Eternity, for most, is the idea of limitless existence and/or timelessness. This esoteric concept is not often thought about, and related quite closely to the topic of death. Rev Wilfred Leow of Grace Methodist Church mentioned recently in a sermon, “I think about this (death and eternity) more because as a pastor, I have attended more funerals than anyone here in the congregation has.” He also added that contemplating, meditating and preparing to preach at funerals has made the topic more real to him. Likewise, Estonian composer Arvo Pärt spent eight years in a self-imposed contemplative silence, emerging from it with a very radical transformation.

Arvo Pärt (b. 1935) started his musical education at age seven, attending the music school in Rakvere, Estonia, where his family lived. He showed tremendous musical promise, and was already writing his own compositions in his early teen years. Even though he studied composition at the Tallinn Conservatory from 1957 – 1963, he had little access to what was happening in contemporary Western music because of the regimes of the old Soviet Union. He was at the forefront of his profession, being the first Estonian to experiment with serialism techniques. Reactions to his works were extreme – some were praised, some were criticized, and some were even banned! Pärt then went into the first of a few periods of contemplative silence, choosing to research and study choral part music from the 14 – 16th centuries. Emerging from the silence with his joyous 3rd symphony in 1971, he felt that it was still not “the end of (his) despair and search.” He then entered into the abovementioned eight-year period of contemplative silence, delving into plainchant and medieval music, and finally finding his voice with an utterly new composition technique that he calls tintinnabuli . He has, without any exception, remained loyal to this new technique since 1976, when Für Alina, a piece for solo piano, quietly and thoughtfully announced the arrival of his “tintinnabuli style”.

Pärt, along with John Tavener and Henryk Gorecki, are part of a growing number of “holy minimalists”, whose philosophies and music are contrary to western classical music. Their music has been described as “music of the angels”, and many, after listening to Pärt’s Tabula Rasa or Spiegel im Spiegel, claimed to feel that they caught “a glimpse of heaven”. Unlike the usual classical music that normally strives to have direction, build-ups, climaxes and resolutions, Pärt’s music doesn’t go anywhere. It is gently repetitive, meditative, and I daresay, even hypnotic. Its main purpose is contemplation, bringing the listener into an altered state, almost the same feeling one gets when deep in prayer or perhaps meditating upon a certain verse or portion of scripture. The repetitions in the music are placid, and serene, giving the listener a sense of timelessness. “Time and timelessness are connected,” wrote Pärt. “This instant and eternity are struggling within us.
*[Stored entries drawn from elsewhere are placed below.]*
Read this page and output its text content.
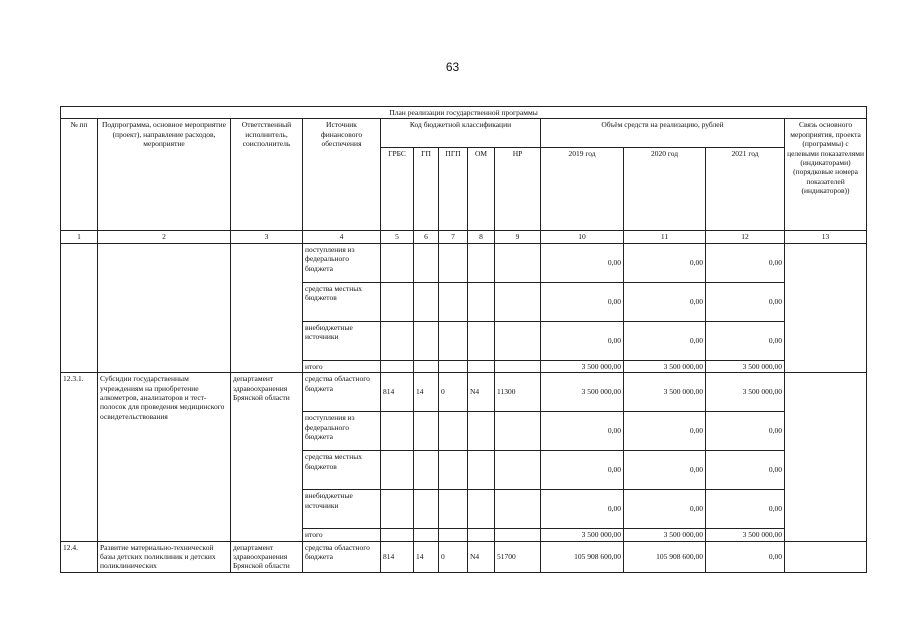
63
План реализации государственной программы												
№ пп	Подпрограмма, основное мероприятие (проект), направление расходов, мероприятие	Ответственный исполнитель, соисполнитель	Источник финансового обеспечения	Код бюджетной классификации					Объём средств на реализацию, рублей			Связь основного мероприятия, проекта (программы) с целевыми показателями (индикаторами) (порядковые номера показателей (индикаторов))
				ГРБС	ГП	ПГП	ОМ	НР	2019 год	2020 год	2021 год	
1	2	3	4	5	6	7	8	9	10	11	12	13
			поступления из федерального бюджета						0,00	0,00	0,00	
			средства местных бюджетов						0,00	0,00	0,00	
			внебюджетные источники						0,00	0,00	0,00	
			итого						3 500 000,00	3 500 000,00	3 500 000,00	
12.3.1.	Субсидии государственным учреждениям на приобретение алкометров, анализаторов и тест-полосок для проведения медицинского освидетельствования	департамент здравоохранения Брянской области	средства областного бюджета	814	14	0	N4	11300	3 500 000,00	3 500 000,00	3 500 000,00	
			поступления из федерального бюджета						0,00	0,00	0,00	
			средства местных бюджетов						0,00	0,00	0,00	
			внебюджетные источники						0,00	0,00	0,00	
			итого						3 500 000,00	3 500 000,00	3 500 000,00	
12.4.	Развитие материально-технической базы детских поликлиник и детских поликлинических	департамент здравоохранения Брянской области	средства областного бюджета	814	14	0	N4	51700	105 908 600,00	105 908 600,00	0,00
And this is the cause of all our contradictions, our obstinacy, our narrow-mindedness, our faith and our grief.”

For Pärt, bell-like clarity is one of the most important qualities in composing music. The score for Für Alina is the epitome of minimalism, and also minimalism at its finest. At first glance, the score seems reminiscent of Gregorian chant notation. Barely two pages long, it has neither time signature nor note stems. Notes are black dots (like crotchet/quaver note heads) or semibreves, the former representing short notes and the latter, long. In place of a tempo marking is the direction “Ruhig, erhaben, in sich hineinhorchend”, which translates roughly into “peaceful, sublimely, introspectively”. The notes are relatively easy to read and play, but to achieve the pure and ringing sound takes much sensitivity on the pianist’s part. Both left and right hand play notes simultaneously, the right hand voice moving stepwise from and to a central pitch, first up then down, and the left hand sounding the notes of the B minor triad. The two voices are joined in the tintinnabuli principle, leaving ethereal harmonies and overtones ringing.

Pärt himself describes it as; “I have discovered that it is enough when a single note is beautifully played. This one note, or a silent beat, or a moment of silence, comforts me. I work with very few elements – with one voice, two voices. I build with primitive materials – with the triad, with one specific tonality. The three notes of a triad are like bells and that is why I call it tintinnabulation.”

The beauty of Pärt’s music is that one does not have to understand classical music to enjoy it; in fact, if one listens through the filter of Western musical values, they might find it lacking in expression and stark. However, if doing nothing for a whole day or praying in receptive silence for about an hour sounds like something you would do, then you’ll be probably be one of the many who weep inexplicably to Pärt’s music, whose poignant beauty in simplicity can unearth the reservoir of joy and sorrow in the hardest of hearts.